= Beer league =

Amateur adult sports leagues in North America

Beer leagues (North America) are amateur adult sports leagues of varying abilities, from ex-pro to complete amateur, with differing degrees of competitiveness. Beer league players go out of their way to declare their autonomy from their professional counterparts to allow freedom to reinvent the sport as a player-friendly cooperative entity. Each beer league determines the level and intensity of its play.

== Origin of the name ==
The name beer league may refer to the practice of pubs, taverns and bars providing financial sponsorships to support local teams. The bars often provide funding for a team's uniforms and equipment, and often a free drink for each player, in exchange for advertising the establishment on the uniform and usually naming rights to the team itself.

=== Alternative usage of the name ===
The phrase "beer league" can occasionally be used as a colloquialism for any sports league where alcohol is consumed, regardless of whether a bar or similar business is the sponsor. The consumption of alcohol is often encouraged during the contest, as the actual competition is secondary.

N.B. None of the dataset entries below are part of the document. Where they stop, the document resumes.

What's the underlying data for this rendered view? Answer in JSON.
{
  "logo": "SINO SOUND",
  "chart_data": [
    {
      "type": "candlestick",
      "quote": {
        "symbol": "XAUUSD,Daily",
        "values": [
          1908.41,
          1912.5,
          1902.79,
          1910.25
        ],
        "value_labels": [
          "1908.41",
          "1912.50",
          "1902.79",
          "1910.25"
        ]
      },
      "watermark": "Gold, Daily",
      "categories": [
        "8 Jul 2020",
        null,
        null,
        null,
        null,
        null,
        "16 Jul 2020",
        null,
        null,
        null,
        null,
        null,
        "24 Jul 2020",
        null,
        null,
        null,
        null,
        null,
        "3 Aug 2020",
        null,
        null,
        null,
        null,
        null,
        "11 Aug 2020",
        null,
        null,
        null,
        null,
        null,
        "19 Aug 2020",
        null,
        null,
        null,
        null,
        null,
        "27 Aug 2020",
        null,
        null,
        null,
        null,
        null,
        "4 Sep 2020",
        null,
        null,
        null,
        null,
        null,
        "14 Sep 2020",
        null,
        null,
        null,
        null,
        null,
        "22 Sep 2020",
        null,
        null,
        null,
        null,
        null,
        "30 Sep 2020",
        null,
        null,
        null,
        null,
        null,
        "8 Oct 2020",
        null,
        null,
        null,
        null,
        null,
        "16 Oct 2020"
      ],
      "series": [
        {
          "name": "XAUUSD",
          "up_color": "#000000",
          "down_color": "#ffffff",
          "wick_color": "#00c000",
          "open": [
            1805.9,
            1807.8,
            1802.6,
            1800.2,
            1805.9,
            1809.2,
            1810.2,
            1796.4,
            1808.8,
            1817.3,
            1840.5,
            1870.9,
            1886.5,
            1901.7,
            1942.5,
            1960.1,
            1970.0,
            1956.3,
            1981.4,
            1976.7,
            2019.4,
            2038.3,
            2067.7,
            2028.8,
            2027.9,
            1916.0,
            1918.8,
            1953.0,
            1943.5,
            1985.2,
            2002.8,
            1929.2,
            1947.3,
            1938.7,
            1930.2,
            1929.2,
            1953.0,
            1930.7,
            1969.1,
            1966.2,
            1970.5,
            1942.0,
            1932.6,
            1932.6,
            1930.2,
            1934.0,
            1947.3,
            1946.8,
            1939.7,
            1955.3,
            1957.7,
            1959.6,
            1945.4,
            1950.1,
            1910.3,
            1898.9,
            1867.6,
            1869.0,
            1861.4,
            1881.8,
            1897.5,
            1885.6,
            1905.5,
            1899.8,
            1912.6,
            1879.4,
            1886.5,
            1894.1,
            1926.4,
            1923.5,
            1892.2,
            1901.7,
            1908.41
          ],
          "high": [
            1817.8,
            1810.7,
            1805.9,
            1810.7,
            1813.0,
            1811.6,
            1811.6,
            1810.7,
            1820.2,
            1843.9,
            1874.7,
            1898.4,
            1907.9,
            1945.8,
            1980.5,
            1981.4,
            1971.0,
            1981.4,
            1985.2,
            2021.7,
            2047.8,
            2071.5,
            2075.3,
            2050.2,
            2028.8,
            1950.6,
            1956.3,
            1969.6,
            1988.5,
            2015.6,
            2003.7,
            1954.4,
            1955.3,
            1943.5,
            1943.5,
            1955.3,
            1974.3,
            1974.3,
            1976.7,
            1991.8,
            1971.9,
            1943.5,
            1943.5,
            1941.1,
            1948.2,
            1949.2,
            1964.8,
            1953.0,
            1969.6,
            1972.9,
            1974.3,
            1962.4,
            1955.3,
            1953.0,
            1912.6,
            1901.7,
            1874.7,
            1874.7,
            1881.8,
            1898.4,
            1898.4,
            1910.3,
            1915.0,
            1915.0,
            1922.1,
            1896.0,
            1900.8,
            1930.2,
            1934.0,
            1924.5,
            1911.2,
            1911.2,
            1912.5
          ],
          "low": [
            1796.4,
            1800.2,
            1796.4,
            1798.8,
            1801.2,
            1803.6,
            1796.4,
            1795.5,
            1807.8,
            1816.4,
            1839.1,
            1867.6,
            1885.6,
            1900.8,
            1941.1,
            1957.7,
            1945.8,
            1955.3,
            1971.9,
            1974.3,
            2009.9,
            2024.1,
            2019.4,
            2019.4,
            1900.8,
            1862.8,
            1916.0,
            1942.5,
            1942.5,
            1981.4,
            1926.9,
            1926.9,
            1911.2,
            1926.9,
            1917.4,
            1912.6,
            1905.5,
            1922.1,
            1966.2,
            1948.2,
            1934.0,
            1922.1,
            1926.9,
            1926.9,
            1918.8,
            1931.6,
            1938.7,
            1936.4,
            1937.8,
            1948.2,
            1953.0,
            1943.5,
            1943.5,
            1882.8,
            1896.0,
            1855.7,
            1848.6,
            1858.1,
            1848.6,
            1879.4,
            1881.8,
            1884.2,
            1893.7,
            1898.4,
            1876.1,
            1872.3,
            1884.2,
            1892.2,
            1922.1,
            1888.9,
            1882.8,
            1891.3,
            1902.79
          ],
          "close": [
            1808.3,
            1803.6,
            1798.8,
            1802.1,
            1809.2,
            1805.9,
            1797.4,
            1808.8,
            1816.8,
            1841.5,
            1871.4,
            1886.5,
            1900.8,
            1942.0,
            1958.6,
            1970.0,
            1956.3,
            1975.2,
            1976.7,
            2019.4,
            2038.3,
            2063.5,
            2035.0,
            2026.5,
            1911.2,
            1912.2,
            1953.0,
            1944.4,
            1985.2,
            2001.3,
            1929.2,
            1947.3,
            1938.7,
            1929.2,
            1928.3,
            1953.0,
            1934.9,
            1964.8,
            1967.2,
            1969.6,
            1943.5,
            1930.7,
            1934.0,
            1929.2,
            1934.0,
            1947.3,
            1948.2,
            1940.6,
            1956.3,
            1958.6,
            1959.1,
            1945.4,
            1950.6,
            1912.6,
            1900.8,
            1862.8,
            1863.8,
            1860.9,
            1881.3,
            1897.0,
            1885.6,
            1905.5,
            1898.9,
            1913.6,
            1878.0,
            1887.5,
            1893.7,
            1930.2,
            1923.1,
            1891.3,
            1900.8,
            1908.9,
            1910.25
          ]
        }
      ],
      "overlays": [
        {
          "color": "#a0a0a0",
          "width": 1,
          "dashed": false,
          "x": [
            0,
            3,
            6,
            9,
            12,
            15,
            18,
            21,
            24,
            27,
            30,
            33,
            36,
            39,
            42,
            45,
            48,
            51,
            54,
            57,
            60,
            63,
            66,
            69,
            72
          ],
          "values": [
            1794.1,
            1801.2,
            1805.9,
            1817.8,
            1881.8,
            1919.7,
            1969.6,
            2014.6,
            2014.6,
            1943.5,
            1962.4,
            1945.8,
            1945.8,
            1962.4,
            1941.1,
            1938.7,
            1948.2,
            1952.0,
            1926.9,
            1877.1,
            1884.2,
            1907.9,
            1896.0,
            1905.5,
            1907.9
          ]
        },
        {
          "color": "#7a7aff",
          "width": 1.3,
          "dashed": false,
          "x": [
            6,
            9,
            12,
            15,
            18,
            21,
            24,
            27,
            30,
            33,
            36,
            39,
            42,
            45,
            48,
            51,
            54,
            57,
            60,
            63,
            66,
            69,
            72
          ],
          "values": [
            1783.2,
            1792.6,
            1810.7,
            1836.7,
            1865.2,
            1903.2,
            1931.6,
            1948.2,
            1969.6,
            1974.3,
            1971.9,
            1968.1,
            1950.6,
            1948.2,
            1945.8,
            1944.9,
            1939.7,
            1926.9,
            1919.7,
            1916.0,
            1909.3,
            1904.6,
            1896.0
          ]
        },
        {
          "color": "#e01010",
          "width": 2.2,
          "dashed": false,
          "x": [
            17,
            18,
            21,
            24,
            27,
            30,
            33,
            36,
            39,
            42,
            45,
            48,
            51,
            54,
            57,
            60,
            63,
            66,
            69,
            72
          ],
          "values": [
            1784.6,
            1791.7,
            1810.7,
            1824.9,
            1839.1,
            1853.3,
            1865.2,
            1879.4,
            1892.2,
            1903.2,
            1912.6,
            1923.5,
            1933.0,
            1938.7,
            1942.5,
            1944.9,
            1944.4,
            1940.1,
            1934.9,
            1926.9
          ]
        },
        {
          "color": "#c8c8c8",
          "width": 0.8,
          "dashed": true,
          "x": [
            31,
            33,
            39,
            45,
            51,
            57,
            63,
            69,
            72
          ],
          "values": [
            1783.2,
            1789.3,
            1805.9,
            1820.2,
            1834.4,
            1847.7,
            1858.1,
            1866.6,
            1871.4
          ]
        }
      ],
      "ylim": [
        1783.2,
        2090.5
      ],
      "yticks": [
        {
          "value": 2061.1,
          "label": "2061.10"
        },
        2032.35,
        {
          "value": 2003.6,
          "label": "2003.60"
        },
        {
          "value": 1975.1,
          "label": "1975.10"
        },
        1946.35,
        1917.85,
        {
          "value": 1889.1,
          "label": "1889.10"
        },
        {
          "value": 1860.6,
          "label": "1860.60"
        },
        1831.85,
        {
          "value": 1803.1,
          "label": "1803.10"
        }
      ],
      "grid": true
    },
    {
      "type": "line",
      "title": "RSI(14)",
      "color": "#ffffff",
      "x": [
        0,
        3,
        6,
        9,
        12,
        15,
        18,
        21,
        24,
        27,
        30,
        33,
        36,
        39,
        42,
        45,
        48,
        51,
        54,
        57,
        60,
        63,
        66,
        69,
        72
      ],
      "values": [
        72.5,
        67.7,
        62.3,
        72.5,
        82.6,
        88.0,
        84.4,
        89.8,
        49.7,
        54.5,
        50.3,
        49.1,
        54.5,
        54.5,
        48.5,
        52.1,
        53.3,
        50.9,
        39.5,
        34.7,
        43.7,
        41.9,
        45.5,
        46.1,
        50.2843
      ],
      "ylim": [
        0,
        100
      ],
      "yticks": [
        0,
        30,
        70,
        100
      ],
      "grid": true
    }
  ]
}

The term "beer league" has weaved its way into popular culture, appearing in movies and poems as a defining moment in masculinity.

== History ==
Beer leagues can be of virtually any sport but are amateur and recreational in nature.

=== Hockey ===
There are estimated to be approximately 174,000 adults that play beer league hockey in North America with a significant population of players over the age of fifty-five.

=== Baseball ===
"Beer league" or "recreational baseball" can be classified as the organization of baseball for men over 30. The American Association, also known as the "Beer and Whisky League", challenged the baseball national league in 1882. Changes made in this beer league would impact the evolution of Major League Baseball. The beer league challenged the National League's hold on baseball by cutting admission in half, playing Sundays, selling liquor in its ballparks, and fielding exceptional players. The "beer league" in baseball found new life in 1986, appearing once again and evolving into a big league organization, with teams in 280 cities and 40,000 players nationwide.